Table 6 shows the experimental results on the TrashNet dataset:
All detectors and classifiers in
Table 6 are experimental results based on the TrashNet dataset tests. The value names in the second column of the table are Accuracy/mAP because the accuracy measures of the detectors and classifiers are different. Usually, we use accuracy to measure the accuracies of classifiers and mAP to measure the accuracies of detectors. We can use these two metrics to visualize the high and low performance of different CNN algorithms. In addition, we did not use metrics such as Precision, Recall, or FPS for comparison because of the different measures of detectors and classifiers. In the table, because each CNN algorithm is mainly influenced by training times and optimizers during training, we identified them accordingly. As we can see from the experimental results in the table, our algorithm achieved relatively good performance on TrashNet for both detectors and classifiers.

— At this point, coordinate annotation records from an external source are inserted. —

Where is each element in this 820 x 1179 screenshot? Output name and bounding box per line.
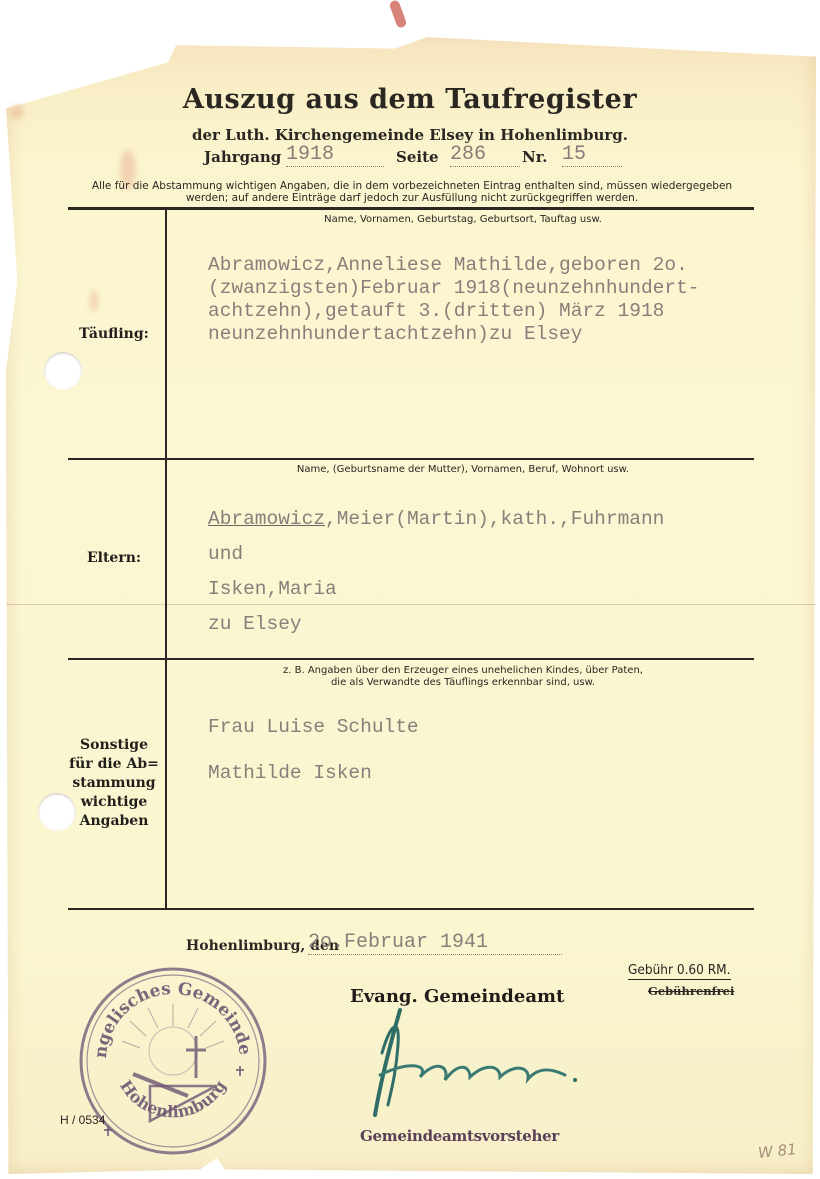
section-hint-eltern: Name, (Geburtsname der Mutter), Vornamen… [168,464,758,476]
hint-line-1: z. B. Angaben über den Erzeuger eines un… [168,665,758,677]
taeufling-line-4: neunzehnhundertachtzehn)zu Elsey [208,323,582,346]
svg-text:Hohenlimburg: Hohenlimburg [116,1077,230,1122]
father-details: ,Meier(Martin),kath.,Fuhrmann [325,508,664,530]
document-subtitle: der Luth. Kirchengemeinde Elsey in Hohen… [0,126,820,144]
register-reference: Jahrgang 1918 Seite 286 Nr. 15 [200,144,640,168]
sonstige-line-2: Mathilde Isken [208,762,372,785]
label-line: für die Ab= [62,755,166,774]
eltern-line-2: und [208,543,243,566]
jahrgang-value: 1918 [286,143,384,167]
section-hint-sonstige: z. B. Angaben über den Erzeuger eines un… [168,665,758,689]
fee-free-struck: Gebührenfrei [648,984,734,998]
eltern-line-3: Isken,Maria [208,578,337,601]
section-label-taeufling: Täufling: [62,325,166,344]
form-number: H / 0534 [60,1113,105,1127]
taeufling-line-1: Abramowicz,Anneliese Mathilde,geboren 2o… [208,254,688,277]
section-divider [68,658,754,660]
jahrgang-label: Jahrgang [204,148,281,166]
section-label-eltern: Eltern: [62,549,166,568]
section-divider [68,458,754,460]
notice-line-2: werden; auf andere Einträge darf jedoch … [62,192,762,204]
label-line: stammung [62,774,166,793]
taeufling-line-2: (zwanzigsten)Februar 1918(neunzehnhunder… [208,277,699,300]
signer-title-stamp: Gemeindeamtsvorsteher [360,1127,559,1145]
eltern-line-4: zu Elsey [208,613,302,636]
seite-label: Seite [396,148,439,166]
notice-line-1: Alle für die Abstammung wichtigen Angabe… [62,180,762,192]
seite-value: 286 [450,143,520,167]
eltern-line-1: Abramowicz,Meier(Martin),kath.,Fuhrmann [208,508,664,531]
label-line: wichtige [62,793,166,812]
table-top-rule [68,207,754,210]
fold-crease [6,604,816,605]
stain [90,290,98,312]
hint-line-2: die als Verwandte des Täuflings erkennba… [168,677,758,689]
instruction-notice: Alle für die Abstammung wichtigen Angabe… [62,180,762,204]
punch-hole [44,352,82,390]
signature-icon [360,1005,590,1125]
section-hint-taeufling: Name, Vornamen, Geburtstag, Geburtsort, … [168,214,758,226]
nr-label: Nr. [522,148,547,166]
section-label-sonstige: Sonstige für die Ab= stammung wichtige A… [62,736,166,831]
table-bottom-rule [68,908,754,910]
nr-value: 15 [562,143,622,167]
label-line: Sonstige [62,736,166,755]
taeufling-line-3: achtzehn),getauft 3.(dritten) März 1918 [208,300,664,323]
father-surname-underlined: Abramowicz [208,508,325,530]
fee-amount: Gebühr 0.60 RM. [628,962,731,980]
paper-tear-mark [389,0,408,29]
label-line: Angaben [62,812,166,831]
church-seal-icon: Evangelisches Gemeindeamt Hohenlimburg [78,966,268,1156]
office-name: Evang. Gemeindeamt [350,986,564,1007]
svg-text:Evangelisches Gemeindeamt: Evangelisches Gemeindeamt [78,966,255,1059]
document-title: Auszug aus dem Taufregister [0,84,820,115]
issue-date: 2o.Februar 1941 [308,931,562,955]
sonstige-line-1: Frau Luise Schulte [208,716,419,739]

Further, the dataset played an important role in the experiment. The effect of the dataset on the experiment is also a topic worth discussing. The rich dataset facilitated the construction of more robust detection models. Datasets such as TrashNet are still far from meeting the needs of domestic trash detection. The small number of images in TrashNet and the fact that they are all single object images led to poor generalization of the training model. In other words, we need larger, more labeled, and more diverse datasets. The CDTD dataset proposed in this paper makes up for the lack of trash detection datasets at the present time. In real scene detection, the CDTD dataset enabled our algorithm to generalize which allowed us to detect more objects more accurately. The detection results of i-YOLOX in a multi-object detection scenario are shown in
Figure 12. We can see that the overall detection result was effective. In addition, we notice that false detections inevitably occur in practical applications. For example, the battery in
Figure 12b was mistakenly detected as a power bank. Therefore, we should consider enhancing the collection of small object samples in our further work, thus making the model more capable of detecting small targets. Although CDTD dataset contains 17 labels and 10,000 sample objects, more research is required to collect a richer dataset of trash images in the future.